A principle is the result of observing a physical phenomenon and finding out that a specific statement applies for all similar cases. At the time it was established as true, that it always worked , it helped in the progress we have made to the physics model we use now, where why this happens can be explained with more elaborate theories and different axiomatic assumptions.that make up the theory of thermodynamics, the concept of buoyancy.

We now describe matter in terms of temperature, volume pressure, density ... and the axioms of thermodynamics are far removed from Archimedes principle, but it still holds because it depends on the observations of matter.

Buoyancy arises from the fact that fluid pressure increases with depth and from the fact that the increased pressure is exerted in all directions (Pascal's principle) so that there is an unbalanced upward force on the bottom of a submerged object.

you ask:

Shouldn't the mass of water displaced be equal to half the mass of the rectangle, the part inside the water?

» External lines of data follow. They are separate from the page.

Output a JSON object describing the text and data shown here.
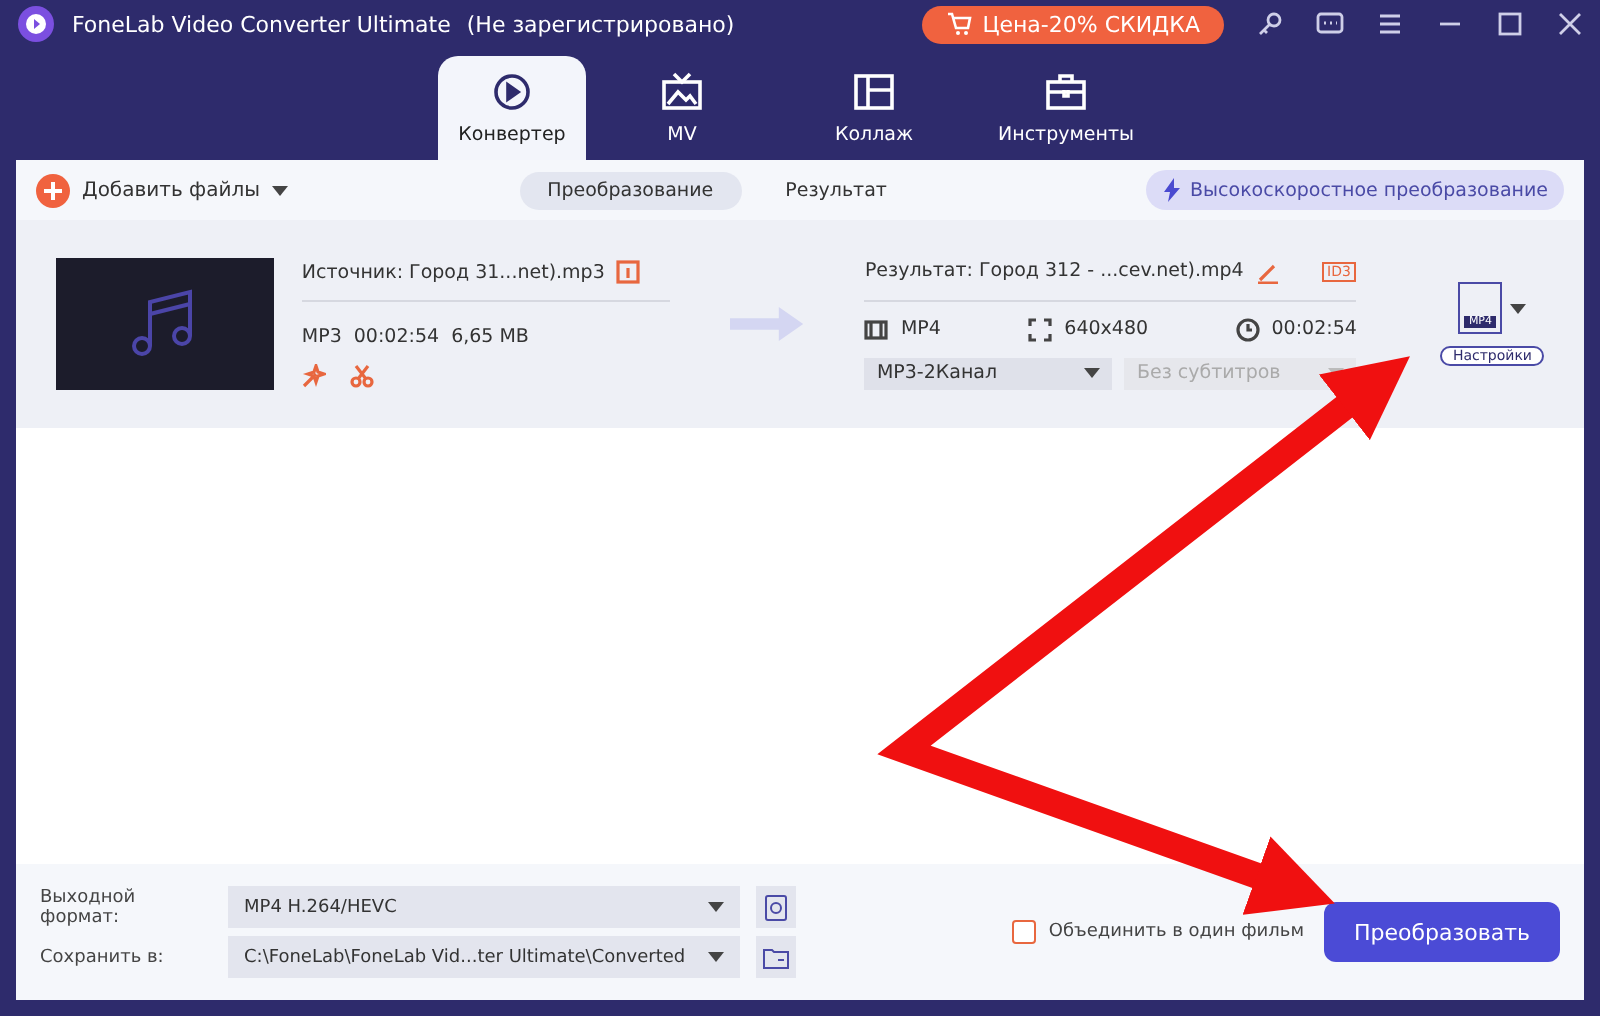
{
  "window": {
    "title": "FoneLab Video Converter Ultimate",
    "status": "(Не зарегистрировано)",
    "promo": "Цена-20% СКИДКА"
  },
  "tabs": [
    {
      "label": "Конвертер",
      "kind": "converter",
      "selected": true
    },
    {
      "label": "MV",
      "kind": "mv",
      "selected": false
    },
    {
      "label": "Коллаж",
      "kind": "collage",
      "selected": false
    },
    {
      "label": "Инструменты",
      "kind": "tools",
      "selected": false
    }
  ],
  "toolbar": {
    "add_files": "Добавить файлы",
    "views": [
      {
        "label": "Преобразование",
        "selected": true
      },
      {
        "label": "Результат",
        "selected": false
      }
    ],
    "speed": "Высокоскоростное преобразование"
  },
  "file": {
    "source": "Источник: Город 31...net).mp3",
    "format": "MP3",
    "duration": "00:02:54",
    "size": "6,65 MB",
    "result": "Результат: Город 312 - ...cev.net).mp4",
    "id3": "ID3",
    "out_format": "MP4",
    "resolution": "640x480",
    "out_duration": "00:02:54",
    "audio": "MP3-2Канал",
    "subtitles": "Без субтитров",
    "format_badge": "MP4",
    "settings": "Настройки"
  },
  "bottom": {
    "format_label": "Выходной формат:",
    "format_value": "MP4 H.264/HEVC",
    "save_label": "Сохранить в:",
    "save_value": "C:\\FoneLab\\FoneLab Vid...ter Ultimate\\Converted",
    "merge": {
      "label": "Объединить в один фильм",
      "checked": false
    },
    "convert": "Преобразовать"
  }
}
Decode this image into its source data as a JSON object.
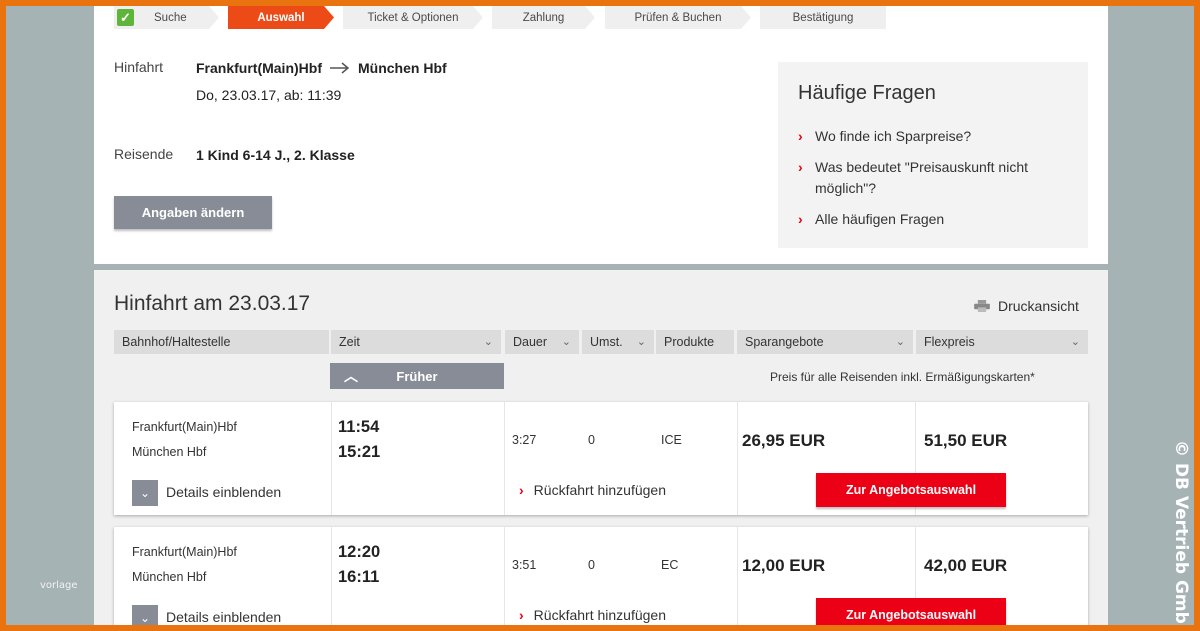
{
  "steps": [
    "Suche",
    "Auswahl",
    "Ticket & Optionen",
    "Zahlung",
    "Prüfen & Buchen",
    "Bestätigung"
  ],
  "trip": {
    "outbound_label": "Hinfahrt",
    "from": "Frankfurt(Main)Hbf",
    "to": "München Hbf",
    "date_time": "Do, 23.03.17, ab: 11:39",
    "travellers_label": "Reisende",
    "travellers": "1 Kind 6-14 J., 2. Klasse",
    "change_button": "Angaben ändern"
  },
  "faq": {
    "title": "Häufige Fragen",
    "items": [
      "Wo finde ich Sparpreise?",
      "Was bedeutet \"Preisauskunft nicht möglich\"?",
      "Alle häufigen Fragen"
    ]
  },
  "results": {
    "title": "Hinfahrt am 23.03.17",
    "print_label": "Druckansicht",
    "columns": [
      "Bahnhof/Haltestelle",
      "Zeit",
      "Dauer",
      "Umst.",
      "Produkte",
      "Sparangebote",
      "Flexpreis"
    ],
    "earlier_button": "Früher",
    "price_note": "Preis für alle Reisenden inkl. Ermäßigungskarten*",
    "connections": [
      {
        "from": "Frankfurt(Main)Hbf",
        "to": "München Hbf",
        "dep": "11:54",
        "arr": "15:21",
        "duration": "3:27",
        "changes": "0",
        "product": "ICE",
        "saver_price": "26,95 EUR",
        "flex_price": "51,50 EUR",
        "details_label": "Details einblenden",
        "return_label": "Rückfahrt hinzufügen",
        "offer_button": "Zur Angebotsauswahl"
      },
      {
        "from": "Frankfurt(Main)Hbf",
        "to": "München Hbf",
        "dep": "12:20",
        "arr": "16:11",
        "duration": "3:51",
        "changes": "0",
        "product": "EC",
        "saver_price": "12,00 EUR",
        "flex_price": "42,00 EUR",
        "details_label": "Details einblenden",
        "return_label": "Rückfahrt hinzufügen",
        "offer_button": "Zur Angebotsauswahl"
      }
    ]
  },
  "overlay": {
    "vorlage": "vorlage",
    "copyright": "© DB Vertrieb GmbH"
  },
  "colors": {
    "accent_red": "#ec0016",
    "active_step": "#ec4b18",
    "check_green": "#5fb53c",
    "grey_button": "#878c96",
    "frame_orange": "#e8730f"
  },
  "icons": [
    "check-icon",
    "arrow-right-icon",
    "chevron-right-icon",
    "printer-icon",
    "chevron-down-icon",
    "chevron-up-icon"
  ]
}
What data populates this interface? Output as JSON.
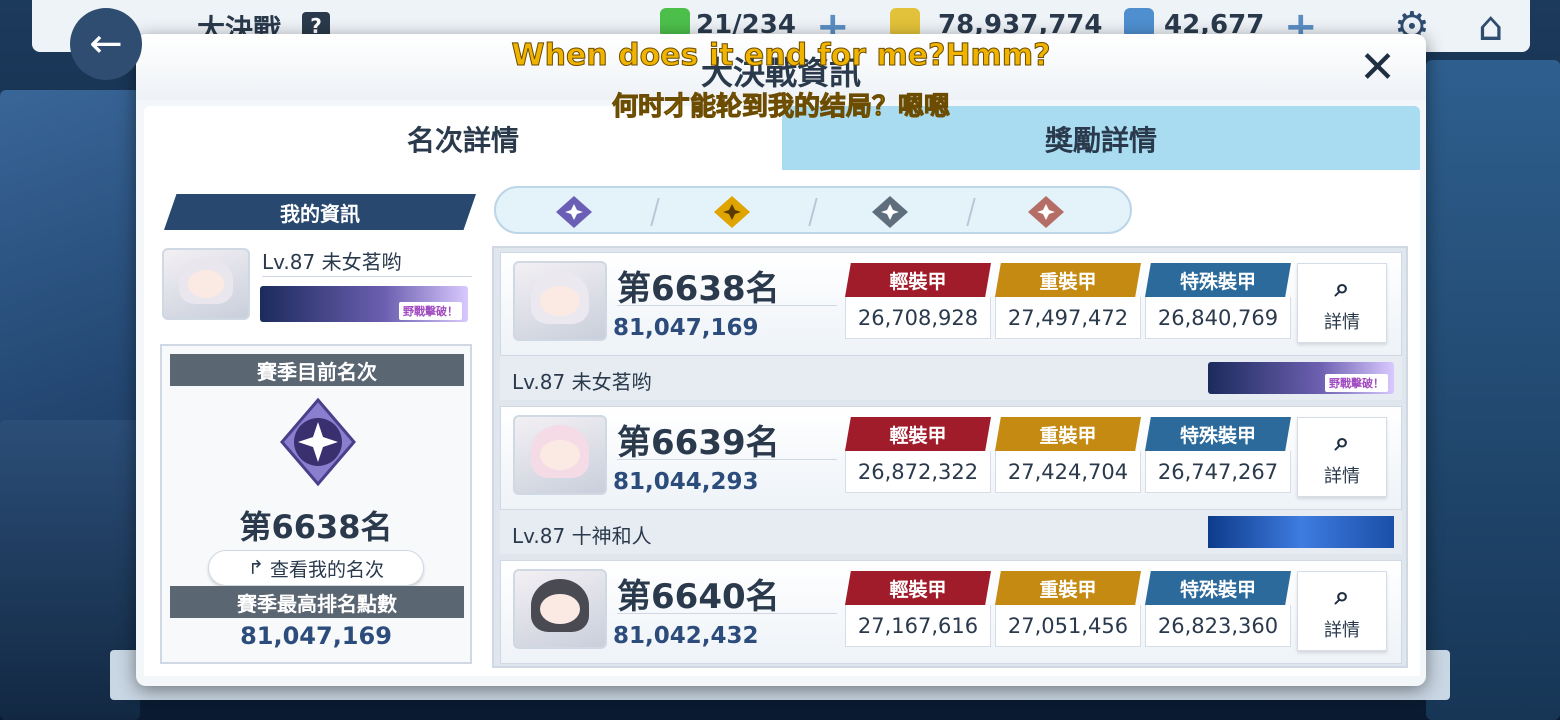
{
  "hud": {
    "title": "大決戰",
    "help": "?",
    "stamina": "21/234",
    "credits": "78,937,774",
    "gems": "42,677",
    "back_icon": "arrow-left-icon",
    "settings_icon": "gear-icon",
    "home_icon": "home-icon"
  },
  "dialog": {
    "title": "大決戰資訊",
    "close_label": "✕"
  },
  "subtitles": {
    "en": "When does it end for me?Hmm?",
    "zh": "何时才能轮到我的结局？嗯嗯"
  },
  "tabs": [
    {
      "label": "名次詳情",
      "active": true
    },
    {
      "label": "獎勵詳情",
      "active": false
    }
  ],
  "my_info": {
    "header": "我的資訊",
    "name": "Lv.87 未女茗哟",
    "banner_text": "野戰擊破！",
    "season_rank_label": "賽季目前名次",
    "season_rank": "第6638名",
    "view_rank_label": "查看我的名次",
    "best_score_label": "賽季最高排名點數",
    "best_score": "81,047,169"
  },
  "tiers": [
    {
      "name": "platinum-tier-icon",
      "color": "#6a5fb5"
    },
    {
      "name": "gold-tier-icon",
      "color": "#e0a400"
    },
    {
      "name": "silver-tier-icon",
      "color": "#5f6e7c"
    },
    {
      "name": "bronze-tier-icon",
      "color": "#b46e66"
    }
  ],
  "armor_labels": {
    "light": "輕裝甲",
    "heavy": "重裝甲",
    "special": "特殊裝甲"
  },
  "detail_label": "詳情",
  "rows": [
    {
      "rank": "第6638名",
      "score": "81,047,169",
      "light": "26,708,928",
      "heavy": "27,497,472",
      "special": "26,840,769",
      "name": "Lv.87 未女茗哟",
      "banner_text": "野戰擊破！"
    },
    {
      "rank": "第6639名",
      "score": "81,044,293",
      "light": "26,872,322",
      "heavy": "27,424,704",
      "special": "26,747,267",
      "name": "Lv.87 十神和人",
      "banner_text": ""
    },
    {
      "rank": "第6640名",
      "score": "81,042,432",
      "light": "27,167,616",
      "heavy": "27,051,456",
      "special": "26,823,360",
      "name": "",
      "banner_text": ""
    }
  ]
}
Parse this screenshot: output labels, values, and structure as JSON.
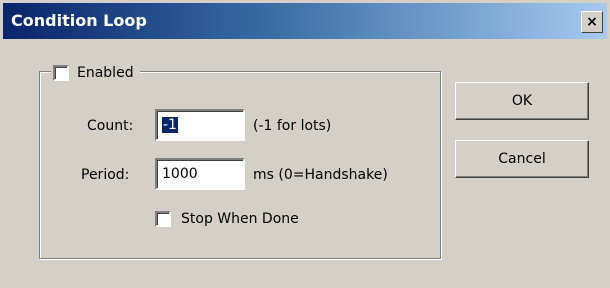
{
  "window": {
    "title": "Condition Loop",
    "close_glyph": "×"
  },
  "group": {
    "enabled_label": "Enabled",
    "enabled_checked": false
  },
  "count": {
    "label": "Count:",
    "value": "-1",
    "hint": "(-1 for lots)"
  },
  "period": {
    "label": "Period:",
    "value": "1000",
    "hint": "ms (0=Handshake)"
  },
  "stop": {
    "label": "Stop When Done",
    "checked": false
  },
  "buttons": {
    "ok": "OK",
    "cancel": "Cancel"
  }
}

Why is also the amount of mass outside of the water being displaced?

It is a matter of density, grams per centimeter cubed. For the object to float it has smaller density than water, otherwise if the density were the same to water it would float below the surface or move anyplace in the bath, if larger, it would go to the bottom.

Answer 2

Imagine lowering your rectangular box into a bowl of water. When the box first comes into contact with the water, the upward force upon it from the pressure of water is less than its weight, so it will continue to sink into the water as you lower it.

As the box sinks, the level of the water in the bowl rises because the sinking box has displaced some water which is forced upwards.

There comes a point at which the weight of water that has been forced to rise above the surface level of the empty bowl equals the weight of the box. At this point the weight of the boat is balanced out by the weight of water that has been displaced upwards, so the boat will not sink any further but will float.

The volume of water that has been raised is equal to the volume of whatever part of the box is under the surface. However, the weight of the water displaced is equal to the total weight of the box.